What keeps Ishqiya above the schlock is a good screenplay and mature direction. The story in a single sentence pitch is not something very original. Two friends fleeing from their crime boss are pitted against each other when they both fall for a widow. But she may be having other plans for them… We have seen similar stories about ‘the mysterious woman’ before.

Of course there is a twist in the end but the saving grace of the film is the way in which the screenplay has kept everything precise and intelligent. Here characters don’t spell every thing out on screen just because writer fears that otherwise audience wont understand what is going on. You don’t see every event unfolding from beginning to end  but often you cut away to another scene once you realise what is going to be obvious conclusion of the current one. One example is where the two guys steal an auto rickshaw full of gas cylinders. They are arguing whether to go back or escape. We see them both looking at the auto rickshaw in confusion. They don’t talk or argue about stealing it. Finally Arshad Warsi shoots into the air. End of scene.
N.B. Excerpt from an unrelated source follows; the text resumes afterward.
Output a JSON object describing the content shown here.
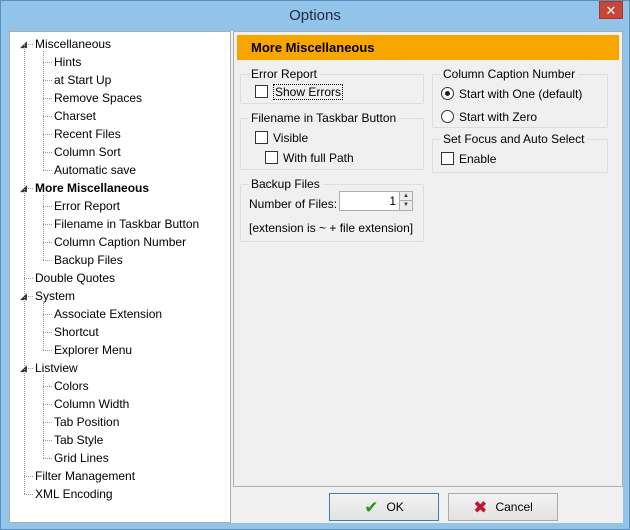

That kind of subtlety is what Hindi cinema desperately need. Another issue is that for a country where more than 70% live in villages, it’s absurd that 90% of Hindi movies are love stories of millionaires living in USA and Europe. In that perspective, Ishqiya is a breath of fresh air. Also for the realisation that sometimes casting actors rather than good looking faces will be simply enough to save your film from appearing plastic.